Wed 29 May 2013 by James Saryerwinnie

I've just released 0.4.0 of semidbm. This represents a number of really cool features. See the full changelog for more details.

One of the biggest features is python 3 support. I was worried about not introducing a performance regression by supporting python 3. Fortunately, this was not the case.

In fact, performance increased. This was possible for a number of reasons. First, the index file and data file were combined into a single file. This means that a __setitem__ call results in only a single write() call. Also, semidbm now uses a binary format. This results in a more compact form and it's easier to create the sequence of bytes we need to write out to disk. This is also including the fact that semidbm now includes checksum data for each write that occurs.

Try it out for yourself.

What's Next?

I think at this time, semidbm has more than exceeded it's original goal, which was to be a pure python cross platform key value storage that had reasonable performance. So what's next for semidbm? In a nutshell, higher level abstractions (aka the "fun stuff"). Code that builds on the simple key value storage of semidbm.db and provides additional features.
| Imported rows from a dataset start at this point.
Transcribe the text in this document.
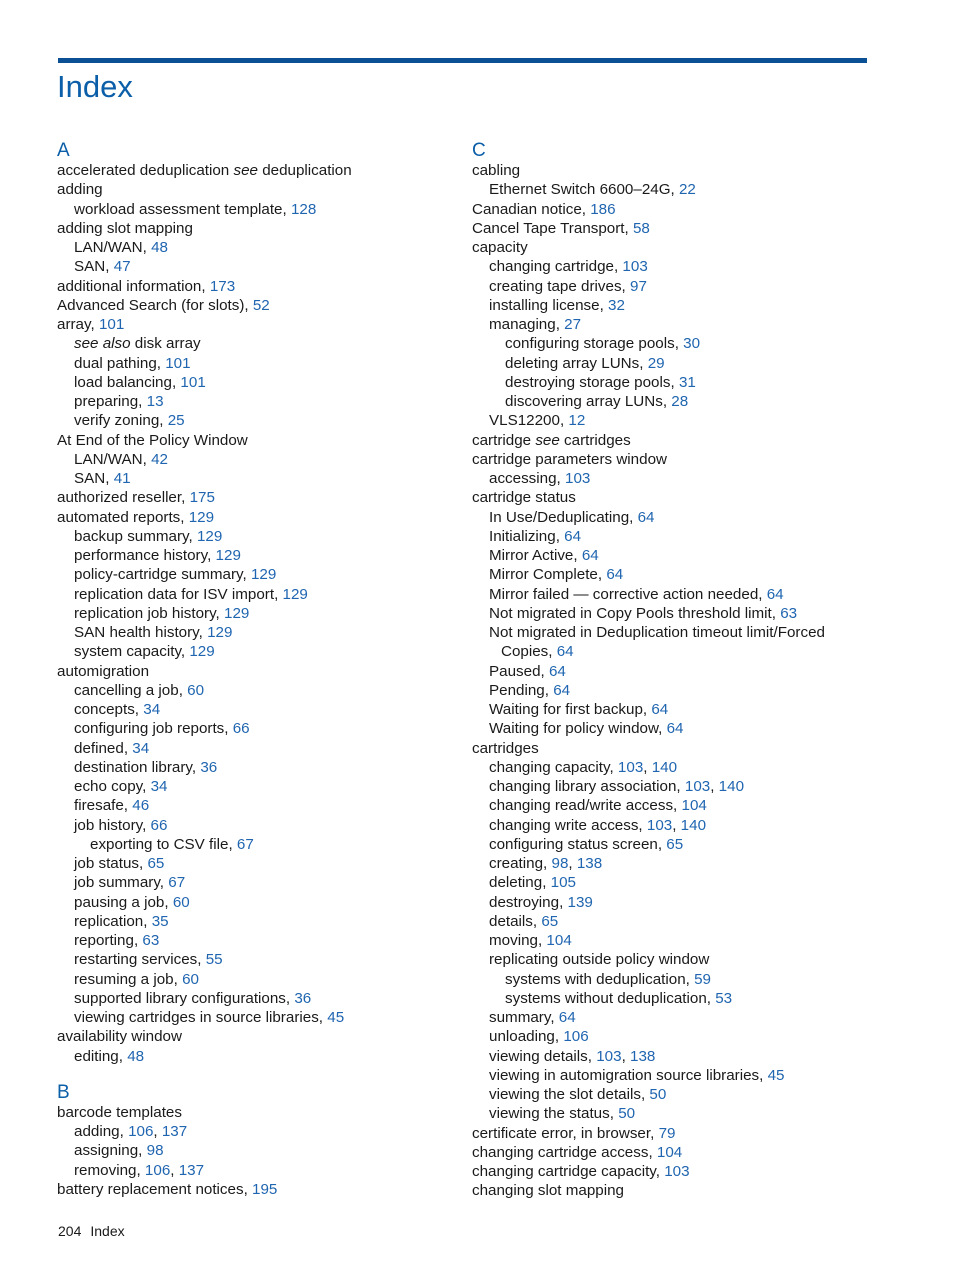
Index
A
accelerated deduplication see deduplication
adding
workload assessment template, 128
adding slot mapping
LAN/WAN, 48
SAN, 47
additional information, 173
Advanced Search (for slots), 52
array, 101
see also disk array
dual pathing, 101
load balancing, 101
preparing, 13
verify zoning, 25
At End of the Policy Window
LAN/WAN, 42
SAN, 41
authorized reseller, 175
automated reports, 129
backup summary, 129
performance history, 129
policy-cartridge summary, 129
replication data for ISV import, 129
replication job history, 129
SAN health history, 129
system capacity, 129
automigration
cancelling a job, 60
concepts, 34
configuring job reports, 66
defined, 34
destination library, 36
echo copy, 34
firesafe, 46
job history, 66
exporting to CSV file, 67
job status, 65
job summary, 67
pausing a job, 60
replication, 35
reporting, 63
restarting services, 55
resuming a job, 60
supported library configurations, 36
viewing cartridges in source libraries, 45
availability window
editing, 48
B
barcode templates
adding, 106, 137
assigning, 98
removing, 106, 137
battery replacement notices, 195
C
cabling
Ethernet Switch 6600–24G, 22
Canadian notice, 186
Cancel Tape Transport, 58
capacity
changing cartridge, 103
creating tape drives, 97
installing license, 32
managing, 27
configuring storage pools, 30
deleting array LUNs, 29
destroying storage pools, 31
discovering array LUNs, 28
VLS12200, 12
cartridge see cartridges
cartridge parameters window
accessing, 103
cartridge status
In Use/Deduplicating, 64
Initializing, 64
Mirror Active, 64
Mirror Complete, 64
Mirror failed — corrective action needed, 64
Not migrated in Copy Pools threshold limit, 63
Not migrated in Deduplication timeout limit/Forced
Copies, 64
Paused, 64
Pending, 64
Waiting for first backup, 64
Waiting for policy window, 64
cartridges
changing capacity, 103, 140
changing library association, 103, 140
changing read/write access, 104
changing write access, 103, 140
configuring status screen, 65
creating, 98, 138
deleting, 105
destroying, 139
details, 65
moving, 104
replicating outside policy window
systems with deduplication, 59
systems without deduplication, 53
summary, 64
unloading, 106
viewing details, 103, 138
viewing in automigration source libraries, 45
viewing the slot details, 50
viewing the status, 50
certificate error, in browser, 79
changing cartridge access, 104
changing cartridge capacity, 103
changing slot mapping
204 Index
And as we get higher level, I think it makes sense to reevaluate the original goals of semidbm and whether or not it makes sense to carry those goals forward:

  • Cross platform. I'm inclined to not support windows for these higher level abstractions.
  • Pure python. I think the big reason for remaining pure python was for ease of installation. Especially on windows, pip installing a package should just work. With C extensions, this becomes much harder on windows. If semidbm isn't going to support windows for these higher level abstractions, then C extensions are fair game.

Some ideas I've been considering:

  • A C version of _Semidbm.
  • A dict like interface that is concurrent (possibly single writer multiple reader).
  • A sorted version of semidbm (supporting things like range queries).
  • Caching reads (need an efficient LRU cache).
  • Automatic background compaction of data file.
  • Batched writes
  • Transactions
  • Compression (I played around with this earlier. Zlib turned out to be too slow for the smaller sized values (~100 bytes) but it might be worth being able to configure this on a per db basis.